Philippe Cury, Daniel Pauly

Eat Your Jellyfish! Human Impact on Nature Publication date : April 5, 2013

Philippe Cury is a specialist in marine biology. His Ecosystem Approach to marine resources has had a major influence on environmental science. He is a research director at the French Research and Development Institute (IRD) and the director of the Mediterranean and Tropical Halieutic Research Centre, in Sète, France.
A marine biologist and a professor at the Fisheries Centre in Vancouver, Daniel Pauly is one of the world’s top specialists in marine resources.

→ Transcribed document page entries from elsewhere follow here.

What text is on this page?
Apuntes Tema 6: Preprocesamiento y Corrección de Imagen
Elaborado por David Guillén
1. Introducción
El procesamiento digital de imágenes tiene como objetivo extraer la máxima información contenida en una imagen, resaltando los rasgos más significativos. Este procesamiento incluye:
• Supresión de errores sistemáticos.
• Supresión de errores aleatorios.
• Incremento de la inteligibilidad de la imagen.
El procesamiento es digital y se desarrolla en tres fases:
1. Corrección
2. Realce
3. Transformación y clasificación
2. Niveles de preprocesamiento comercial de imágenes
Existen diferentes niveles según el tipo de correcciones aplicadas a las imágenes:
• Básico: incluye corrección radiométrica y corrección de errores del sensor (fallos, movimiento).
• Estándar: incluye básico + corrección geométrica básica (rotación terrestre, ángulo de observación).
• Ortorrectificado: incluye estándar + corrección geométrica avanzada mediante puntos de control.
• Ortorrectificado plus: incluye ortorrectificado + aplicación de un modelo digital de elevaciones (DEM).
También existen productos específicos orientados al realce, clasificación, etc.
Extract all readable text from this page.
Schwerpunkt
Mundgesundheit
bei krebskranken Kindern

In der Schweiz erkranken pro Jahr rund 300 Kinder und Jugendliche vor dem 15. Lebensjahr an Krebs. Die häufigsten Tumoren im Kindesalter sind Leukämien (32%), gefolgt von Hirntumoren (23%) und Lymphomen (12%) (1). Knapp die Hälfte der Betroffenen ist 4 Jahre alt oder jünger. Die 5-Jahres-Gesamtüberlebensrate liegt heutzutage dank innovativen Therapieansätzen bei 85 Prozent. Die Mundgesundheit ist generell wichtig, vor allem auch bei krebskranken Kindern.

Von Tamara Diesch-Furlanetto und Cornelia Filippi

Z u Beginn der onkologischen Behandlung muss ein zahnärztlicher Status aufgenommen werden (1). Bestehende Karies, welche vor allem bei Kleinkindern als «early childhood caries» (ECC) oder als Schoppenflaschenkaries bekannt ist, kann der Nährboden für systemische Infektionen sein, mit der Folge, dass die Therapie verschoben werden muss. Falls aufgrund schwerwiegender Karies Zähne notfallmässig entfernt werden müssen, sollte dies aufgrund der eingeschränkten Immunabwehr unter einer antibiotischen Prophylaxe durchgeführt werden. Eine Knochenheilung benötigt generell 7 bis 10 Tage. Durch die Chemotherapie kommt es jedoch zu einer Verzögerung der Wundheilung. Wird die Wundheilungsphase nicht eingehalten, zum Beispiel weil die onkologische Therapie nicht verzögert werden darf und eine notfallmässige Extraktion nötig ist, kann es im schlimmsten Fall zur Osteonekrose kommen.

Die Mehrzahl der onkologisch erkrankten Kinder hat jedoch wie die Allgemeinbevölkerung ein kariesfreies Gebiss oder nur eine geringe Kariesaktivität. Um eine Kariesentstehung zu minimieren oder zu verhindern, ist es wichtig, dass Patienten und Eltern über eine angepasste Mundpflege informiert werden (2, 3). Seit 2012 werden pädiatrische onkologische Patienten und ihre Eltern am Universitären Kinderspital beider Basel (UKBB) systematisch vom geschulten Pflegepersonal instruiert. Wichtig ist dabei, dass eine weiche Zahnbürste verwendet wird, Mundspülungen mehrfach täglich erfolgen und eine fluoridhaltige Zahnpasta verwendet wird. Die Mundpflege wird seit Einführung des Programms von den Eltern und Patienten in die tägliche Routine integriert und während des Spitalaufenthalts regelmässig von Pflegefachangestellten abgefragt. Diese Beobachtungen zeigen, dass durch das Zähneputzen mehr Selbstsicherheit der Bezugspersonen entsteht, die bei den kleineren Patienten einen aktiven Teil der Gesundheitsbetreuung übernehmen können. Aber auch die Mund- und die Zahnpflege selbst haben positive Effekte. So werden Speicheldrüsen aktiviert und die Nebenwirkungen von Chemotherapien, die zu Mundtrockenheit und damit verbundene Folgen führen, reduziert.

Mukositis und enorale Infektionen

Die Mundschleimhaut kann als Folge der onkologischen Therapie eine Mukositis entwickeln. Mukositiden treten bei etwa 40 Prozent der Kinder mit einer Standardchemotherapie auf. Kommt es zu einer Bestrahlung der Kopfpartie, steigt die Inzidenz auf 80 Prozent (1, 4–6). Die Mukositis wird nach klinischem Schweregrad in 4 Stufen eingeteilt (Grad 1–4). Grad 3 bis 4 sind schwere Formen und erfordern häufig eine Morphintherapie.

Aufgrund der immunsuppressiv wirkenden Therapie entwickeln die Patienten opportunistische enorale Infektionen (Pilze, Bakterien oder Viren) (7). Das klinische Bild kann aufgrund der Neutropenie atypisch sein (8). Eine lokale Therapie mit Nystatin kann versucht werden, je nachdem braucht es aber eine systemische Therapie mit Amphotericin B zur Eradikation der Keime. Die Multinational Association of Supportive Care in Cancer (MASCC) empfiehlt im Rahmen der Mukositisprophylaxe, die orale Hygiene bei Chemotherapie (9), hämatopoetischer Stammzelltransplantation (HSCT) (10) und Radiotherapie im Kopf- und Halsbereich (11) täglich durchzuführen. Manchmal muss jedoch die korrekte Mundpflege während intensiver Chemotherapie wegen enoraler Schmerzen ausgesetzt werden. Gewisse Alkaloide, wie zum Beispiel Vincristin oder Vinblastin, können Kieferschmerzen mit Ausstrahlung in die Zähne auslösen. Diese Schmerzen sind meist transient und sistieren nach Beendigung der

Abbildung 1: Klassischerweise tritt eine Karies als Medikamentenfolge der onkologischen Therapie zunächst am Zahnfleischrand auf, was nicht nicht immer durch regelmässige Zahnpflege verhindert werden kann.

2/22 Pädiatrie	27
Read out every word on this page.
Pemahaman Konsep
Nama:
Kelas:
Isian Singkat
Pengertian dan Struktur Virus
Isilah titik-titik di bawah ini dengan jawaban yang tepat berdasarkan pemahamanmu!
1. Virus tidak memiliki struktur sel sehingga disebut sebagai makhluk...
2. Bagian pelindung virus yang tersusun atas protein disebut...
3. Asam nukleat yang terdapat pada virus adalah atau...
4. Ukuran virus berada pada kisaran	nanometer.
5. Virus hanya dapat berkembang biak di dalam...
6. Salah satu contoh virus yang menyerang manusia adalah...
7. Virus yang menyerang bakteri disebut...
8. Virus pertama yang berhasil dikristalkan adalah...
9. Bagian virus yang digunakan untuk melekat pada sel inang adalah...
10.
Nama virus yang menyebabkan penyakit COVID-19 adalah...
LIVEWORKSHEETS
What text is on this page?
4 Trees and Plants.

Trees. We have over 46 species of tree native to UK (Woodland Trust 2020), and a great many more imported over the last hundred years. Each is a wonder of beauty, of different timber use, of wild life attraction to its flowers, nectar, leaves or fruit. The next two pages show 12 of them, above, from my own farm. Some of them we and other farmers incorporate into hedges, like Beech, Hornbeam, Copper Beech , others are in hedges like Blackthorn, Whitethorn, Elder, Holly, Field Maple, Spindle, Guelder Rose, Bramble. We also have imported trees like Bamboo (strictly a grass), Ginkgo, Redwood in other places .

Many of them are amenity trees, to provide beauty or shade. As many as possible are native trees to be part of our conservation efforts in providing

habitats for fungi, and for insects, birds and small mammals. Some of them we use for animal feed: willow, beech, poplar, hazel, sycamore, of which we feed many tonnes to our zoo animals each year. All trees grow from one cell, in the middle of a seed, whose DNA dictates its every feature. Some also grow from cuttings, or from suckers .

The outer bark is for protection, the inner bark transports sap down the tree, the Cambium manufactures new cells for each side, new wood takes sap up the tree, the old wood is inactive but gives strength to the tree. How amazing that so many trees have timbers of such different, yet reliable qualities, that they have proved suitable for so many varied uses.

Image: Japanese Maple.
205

This book tells a simple tale whose final act is perhaps being played before our very eyes: the story of how nature was transformed. Left to its own devices, nature undergoes change — but very slowly, too slowly for us to notice. The changes we experience (cyclical seasonal changes, for example) repeat themselves over centuries and millennia. Animal and plant life thus appear to be stable. Human beings have managed to overcome certain natural constraints by eliminating large predators, for example, or by controlling plant resources or fighting disease. The results: an unprecedented population explosion; the complete colonisation of the planet by humans; the total exploitation of all arable land and marine resources. Nature may be cyclical but humans are rushing headlong in a mad suicidal race.
This contrast between Nature and humans lies at the heart of the major problems of our time — and could lead to the destruction of Nature, unless we begin acting in ways that respect natural cycles and that put a halt to blind expansion. If we do this, we will have invented sustainability. If not, there will be nothing but jellyfish left on the Earth’s surface!

• Two of the world’s top specialists in marine resources deconstruct the infernal mechanism of human pressure on Nature.

• An uncompromising picture of overexploitation, especially of marine resources. Examples of certain actions that have been successfully undertaken show (perhaps) that all has not yet been lost.